Poi è donna, Emma, e come tale sente di dover sopportare tutte le mancanze del marito. Lui è un drogato, eppure finge di non esserlo più. Cerca d’essere granitico, risulta friabile. Vorrebbe dolcezza, sputa accuse. La verità è concetto soggettivo, così Emma lo declina a seconda del bisogno: crede d’essere superficie riflettente, braccio di sostegno per Luca. Invece è solo l’ennesima violenza sottotesto.
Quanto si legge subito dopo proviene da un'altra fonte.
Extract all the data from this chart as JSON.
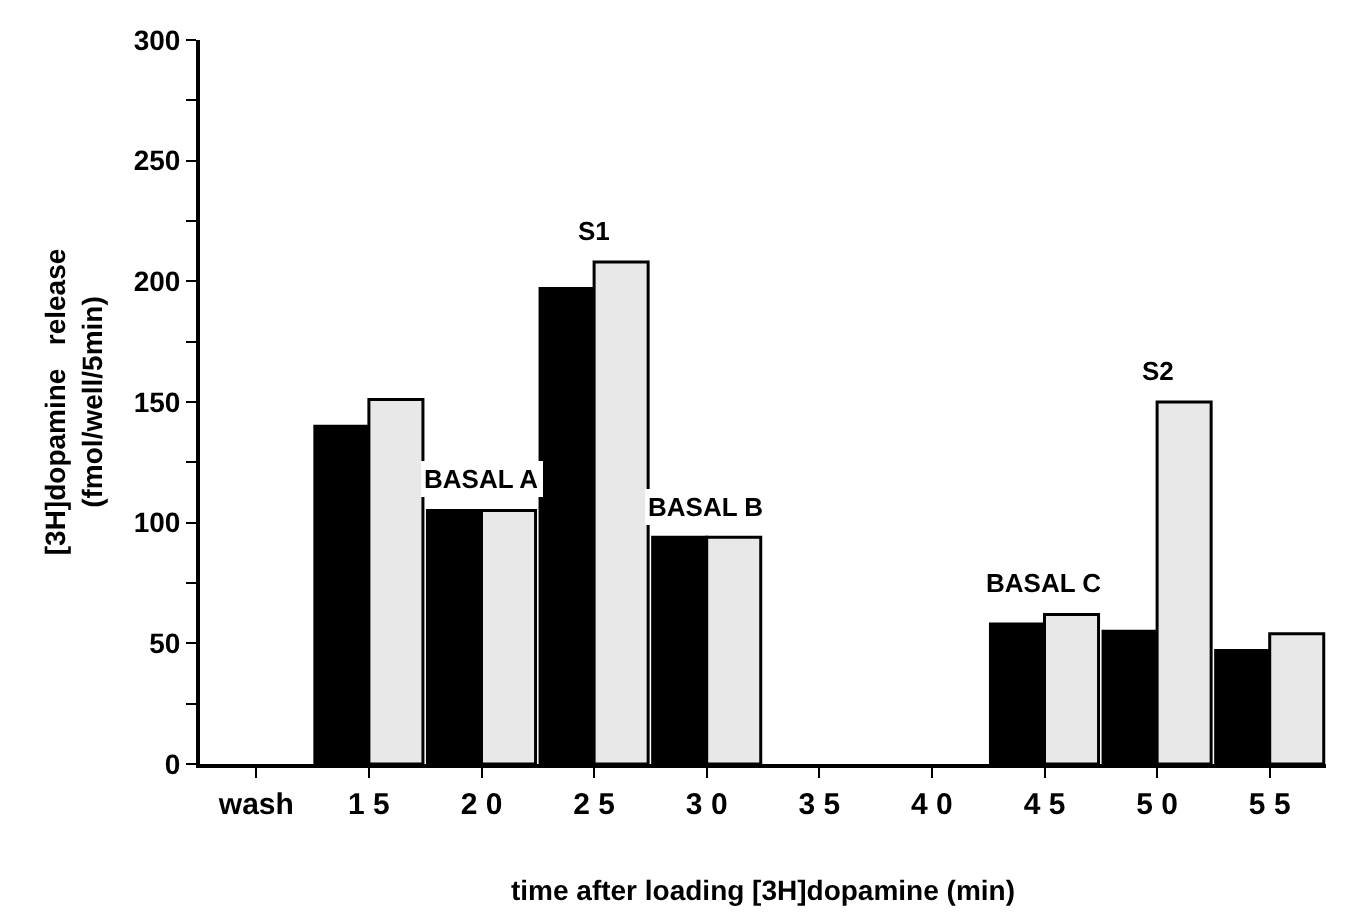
{
  "chart_data": {
    "type": "bar",
    "xlabel": "time after loading [3H]dopamine (min)",
    "ylabel": "[3H]dopamine   release\n(fmol/well/5min)",
    "categories": [
      "wash",
      "1 5",
      "2 0",
      "2 5",
      "3 0",
      "3 5",
      "4 0",
      "4 5",
      "5 0",
      "5 5"
    ],
    "series": [
      {
        "color": "#000000",
        "values": [
          null,
          140,
          105,
          197,
          94,
          null,
          null,
          58,
          55,
          47
        ]
      },
      {
        "color": "#e8e8e8",
        "values": [
          null,
          151,
          105,
          208,
          94,
          null,
          null,
          62,
          150,
          54
        ]
      }
    ],
    "ylim": [
      0,
      300
    ],
    "yticks": [
      0,
      {
        "value": 25,
        "label": null
      },
      50,
      {
        "value": 75,
        "label": null
      },
      100,
      {
        "value": 125,
        "label": null
      },
      150,
      {
        "value": 175,
        "label": null
      },
      200,
      {
        "value": 225,
        "label": null
      },
      250,
      {
        "value": 275,
        "label": null
      },
      300
    ],
    "annotations": [
      {
        "text": "BASAL A",
        "x": "2 0",
        "y": 105
      },
      {
        "text": "S1",
        "x": "2 5",
        "y": 208
      },
      {
        "text": "BASAL B",
        "x": "3 0",
        "y": 94
      },
      {
        "text": "BASAL C",
        "x": "4 5",
        "y": 62
      },
      {
        "text": "S2",
        "x": "5 0",
        "y": 150
      }
    ]
  }
}
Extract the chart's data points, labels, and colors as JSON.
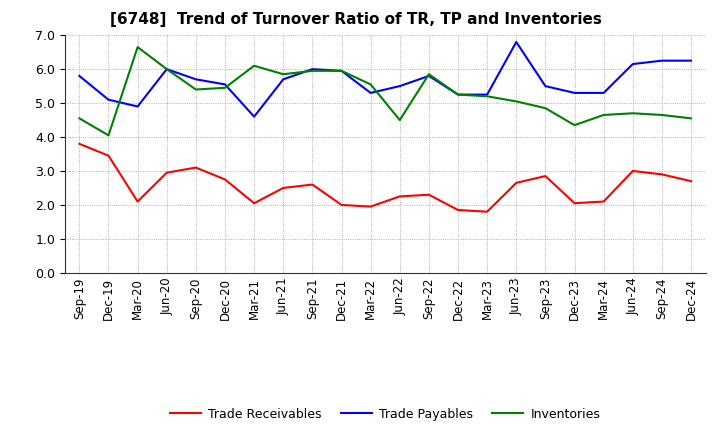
{
  "title": "[6748]  Trend of Turnover Ratio of TR, TP and Inventories",
  "labels": [
    "Sep-19",
    "Dec-19",
    "Mar-20",
    "Jun-20",
    "Sep-20",
    "Dec-20",
    "Mar-21",
    "Jun-21",
    "Sep-21",
    "Dec-21",
    "Mar-22",
    "Jun-22",
    "Sep-22",
    "Dec-22",
    "Mar-23",
    "Jun-23",
    "Sep-23",
    "Dec-23",
    "Mar-24",
    "Jun-24",
    "Sep-24",
    "Dec-24"
  ],
  "trade_receivables": [
    3.8,
    3.45,
    2.1,
    2.95,
    3.1,
    2.75,
    2.05,
    2.5,
    2.6,
    2.0,
    1.95,
    2.25,
    2.3,
    1.85,
    1.8,
    2.65,
    2.85,
    2.05,
    2.1,
    3.0,
    2.9,
    2.7
  ],
  "trade_payables": [
    5.8,
    5.1,
    4.9,
    6.0,
    5.7,
    5.55,
    4.6,
    5.7,
    6.0,
    5.95,
    5.3,
    5.5,
    5.8,
    5.25,
    5.25,
    6.8,
    5.5,
    5.3,
    5.3,
    6.15,
    6.25,
    6.25
  ],
  "inventories": [
    4.55,
    4.05,
    6.65,
    6.0,
    5.4,
    5.45,
    6.1,
    5.85,
    5.95,
    5.95,
    5.55,
    4.5,
    5.85,
    5.25,
    5.2,
    5.05,
    4.85,
    4.35,
    4.65,
    4.7,
    4.65,
    4.55
  ],
  "color_tr": "#ff0000",
  "color_tp": "#0000ff",
  "color_inv": "#008000",
  "ylim": [
    0.0,
    7.0
  ],
  "yticks": [
    0.0,
    1.0,
    2.0,
    3.0,
    4.0,
    5.0,
    6.0,
    7.0
  ],
  "legend_tr": "Trade Receivables",
  "legend_tp": "Trade Payables",
  "legend_inv": "Inventories",
  "bg_color": "#ffffff",
  "grid_color": "#999999"
}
La lingua continua a battere dietro i denti, viene da chiedersi come una donna si ponga davanti alla debolezza amputante del marito. Quanto è spessa la linea che divide l’altruismo, l’amore dall’egotico bisogno di sopraffare, sentirsi migliori? Quanto si è sempre davvero soli? Amare quello che non si comprende è sul serio la più alta e onesta forma d’amore?
Emma cambia idea, nel corso del romanzo, combatte contro di sé e le proprie voragini, prova a riempire i vuoti con altro, con distrazioni, ricordi, un amante interinale. Ma per colmare una mancanza serve inserirvi ciò che l’ha prodotta: così fa lei, tentando di cucirsi addosso i rimasugli di un matrimonio.
C’è mutismo, c’è silenzio fragoroso. Chi urla, urla a sé, non comunica, non sfonda il muro. Pare che la sconfitta sia assurta a vittoria: ognuno prova a giustificarsi come può, svestendosi degli abiti e delle consuetudini per ritrovarsi. È un passatempo molto sottile, quello dell’illusione.
Ricordo, quand’ero piccola, che amavo fare il gioco delle parti. Mi fingevo ogni giorno qualcuno di nuovo, di lontano, di alieno. Ero sola; avevo il registratore a farmi compagnia, e con lui la mia voce trasmutata, divertente da riascoltare. Talvolta impersonavo un pasticcere, altre una moglie devota. Più spesso mio fratello, a me così sconosciuto: è solo mettendosi nei panni degli altri che ci si accorge di quanto i vestiti possano essere stretti, o incredibilmente aderenti. Emma e Luca non lo fanno mai: incastrati, cementificati nelle proprie convinzioni – la salvezza non può mai essere delegata – sanno solo mantenere una costante solitudine. Dall’inizio, alla fine, pare che nessuna vita possa essere riscritta.
Eppure, così non è. La colpa, invece, è quella che si sceglie di avere, persino nel desiderare un amore violento, di quelli così alterati che nemmeno sai fin quanto ti incrinino l’animo e i pensieri.
A una certa ora di un dato giorno ci si sveglia, viene da dire: ed è l’augurio più bello che ci si possa fare. Che Mariantonia Avati ci fa.